Bihruz Bey, batılılaşmayı nasıl anlamış, Fransızcaya niçin merak sar Onun için: «Görmekten ziyade görünmek arzusundadır» deniyor; bu, ııc r?
Bihruz Bey’le Felâtun Bey arasında bir karşılaştırma yapınız.
1 — Bihruz Bey’de, kendi anadiline karşı bir aşağılık duygusu var. Bu, nedendir?

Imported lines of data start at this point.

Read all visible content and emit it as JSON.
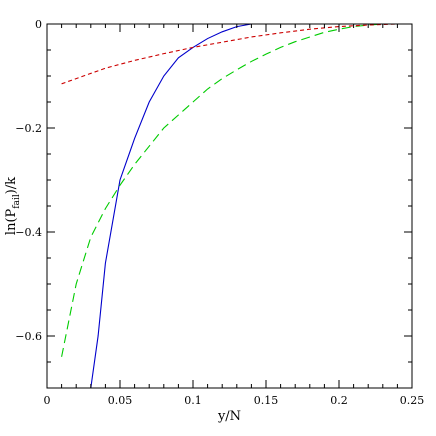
{
  "chart_data": {
    "type": "line",
    "title": "",
    "xlabel": "y/N",
    "ylabel_main": "ln(P",
    "ylabel_sub": "fail",
    "ylabel_tail": ")/k",
    "xlim": [
      0,
      0.25
    ],
    "ylim": [
      -0.7,
      0
    ],
    "grid": false,
    "legend": "none",
    "x_ticks": [
      0,
      0.05,
      0.1,
      0.15,
      0.2,
      0.25
    ],
    "x_tick_labels": [
      "0",
      "0.05",
      "0.1",
      "0.15",
      "0.2",
      "0.25"
    ],
    "x_minor_step": 0.01,
    "y_ticks": [
      0,
      -0.2,
      -0.4,
      -0.6
    ],
    "y_tick_labels": [
      "0",
      "−0.2",
      "−0.4",
      "−0.6"
    ],
    "y_minor_step": 0.05,
    "series": [
      {
        "color": "#0000cc",
        "dash": "solid",
        "points": [
          [
            0.03,
            -0.7
          ],
          [
            0.035,
            -0.6
          ],
          [
            0.04,
            -0.46
          ],
          [
            0.05,
            -0.3
          ],
          [
            0.06,
            -0.22
          ],
          [
            0.07,
            -0.15
          ],
          [
            0.08,
            -0.1
          ],
          [
            0.09,
            -0.065
          ],
          [
            0.1,
            -0.045
          ],
          [
            0.11,
            -0.028
          ],
          [
            0.12,
            -0.015
          ],
          [
            0.13,
            -0.005
          ],
          [
            0.14,
            0.0
          ],
          [
            0.15,
            0.0
          ],
          [
            0.2,
            0.0
          ],
          [
            0.24,
            0.0
          ]
        ]
      },
      {
        "color": "#00cc00",
        "dash": "long-dash",
        "points": [
          [
            0.01,
            -0.64
          ],
          [
            0.02,
            -0.5
          ],
          [
            0.03,
            -0.41
          ],
          [
            0.04,
            -0.355
          ],
          [
            0.05,
            -0.31
          ],
          [
            0.06,
            -0.27
          ],
          [
            0.07,
            -0.235
          ],
          [
            0.08,
            -0.2
          ],
          [
            0.09,
            -0.175
          ],
          [
            0.1,
            -0.15
          ],
          [
            0.11,
            -0.125
          ],
          [
            0.12,
            -0.105
          ],
          [
            0.13,
            -0.088
          ],
          [
            0.14,
            -0.072
          ],
          [
            0.15,
            -0.058
          ],
          [
            0.16,
            -0.045
          ],
          [
            0.17,
            -0.034
          ],
          [
            0.18,
            -0.025
          ],
          [
            0.19,
            -0.016
          ],
          [
            0.2,
            -0.01
          ],
          [
            0.21,
            -0.005
          ],
          [
            0.22,
            -0.002
          ],
          [
            0.23,
            0.0
          ],
          [
            0.24,
            0.0
          ]
        ]
      },
      {
        "color": "#cc0000",
        "dash": "short-dash",
        "points": [
          [
            0.01,
            -0.115
          ],
          [
            0.02,
            -0.105
          ],
          [
            0.04,
            -0.085
          ],
          [
            0.06,
            -0.07
          ],
          [
            0.08,
            -0.057
          ],
          [
            0.1,
            -0.045
          ],
          [
            0.12,
            -0.035
          ],
          [
            0.14,
            -0.025
          ],
          [
            0.16,
            -0.017
          ],
          [
            0.18,
            -0.01
          ],
          [
            0.2,
            -0.005
          ],
          [
            0.22,
            -0.002
          ],
          [
            0.24,
            0.0
          ]
        ]
      }
    ]
  }
}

Onda niçin «anadil sevgisi» gelişe memiştir? Bugün de, anadilini, batı dillerinden aldıftı söz diklerle dolduran, bunu bir kültür üstünlüğü sanan kim »atlıyor musunuz? Bunlar için düşünceniz nedir?
Bihruz Bey’i, diliyle, gülünç buldunuz mu? O, bu durumunun fnrkındn Yazar, okuyucularını ve rorpanda çevresini kahramanına güldUrtniPklc ıı< t, no demek istiyor? Ya7j»rın düşünccslni bflirtlnlz,
ı—*—-i« – *——- — -an «- — il «mı»»
Pbrdımcı | Bilgiler:
Üzerinde
celeme:
Yazarın kendi dil ve üslûbunu bize veren parçalarla kişilerin konuşma dilini l şılaştırarak aradaki ayrılığı belirtiniz.
4 — Yazarın, romanın kişilerini, onların kendi dilleriyle konuşturmasını sil bir sanat anlayışına bağlayabilirsiniz?
Post it skanerler paylaşmak istediği şey göstermek olabilir. Bu, bu keşfetti için yeterli tesadüfi olmuştur kim bir lot için kazançlı çıktı geldi bir son derece güçlü bir teknik olmuştur!